Waar automatische transmissies transmissievloeistof gebruiken voor warmtebeheersing, smering en hydraulische vloeistof voor drukbediende remmen, koppelingen en kleppen, gebruiken handmatige transmissies de vloeistof voornamelijk voor warmtebeheersing en smering.
De transmissievloeistoffen die voor elk transmissietype zijn geformuleerd, zijn verder onderverdeeld in subcategorieën, elk met iets andere additieven voor een specifiek transmissietype, autofabrikant en versnellingstype.

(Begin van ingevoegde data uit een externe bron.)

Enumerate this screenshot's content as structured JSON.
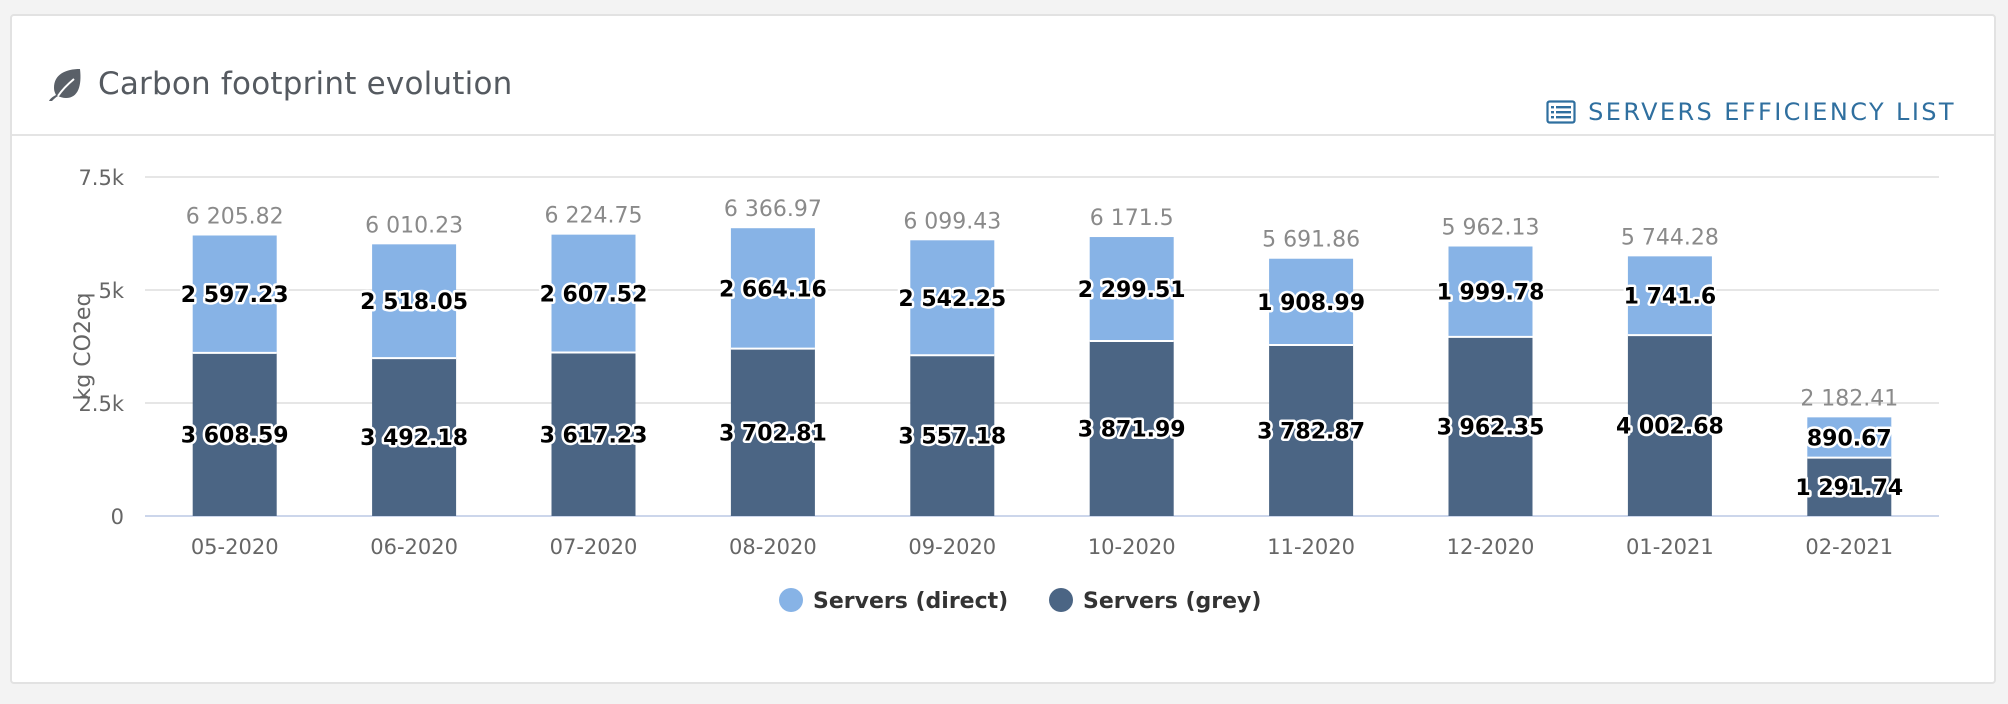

Hoewel sommige handmatige transmissies additieve wrijvingsmodificaties vereisen om versnellingssynchronisatoren soepel te laten werken, is 75W-90 of GL-5 zo eenvoudig als je zou krijgen.
De formules voor een automatische transmissie variëren sterk, afhankelijk van het jaar, het merk en het model, zoals Dexron 4, T-IV, Mecron V, enz.
Ongeacht het voertuig in kwestie, moet u de aanbevolen transmissievloeistof voor dat voertuigmerk en -model gebruiken.
Handgeschakelde transmissies zijn minder problematisch; je zou een 100-gewicht versnellingsbakolie kunnen gebruiken in plaats van de aanbevolen 75W-90, en je zult het voertuig niet veel pijn doen.
Je merkt alleen een lager brandstofverbruik en langzamer schakelen, maar de resultaten kunnen rampzalig zijn als je een T-IV gebruikt in een voertuig waarvoor Mecron V vereist is.
Het kan een tijdje lopen, maar op de lange termijn richt je meer schade aan dan je dacht.
Raadpleeg bij twijfel altijd de handleiding van de auto of kijk online.
U kunt uw voertuig vele kilometers laten rijden als u goed voor de transmissie zorgt.
Het enige dat ervoor zorgt dat al deze bewegende delen in de transmissie soepel blijven werken, is de transmissievloeistof, en een routinecontrole is alles wat u nodig hebt om te voorkomen dat het systeem kapot gaat.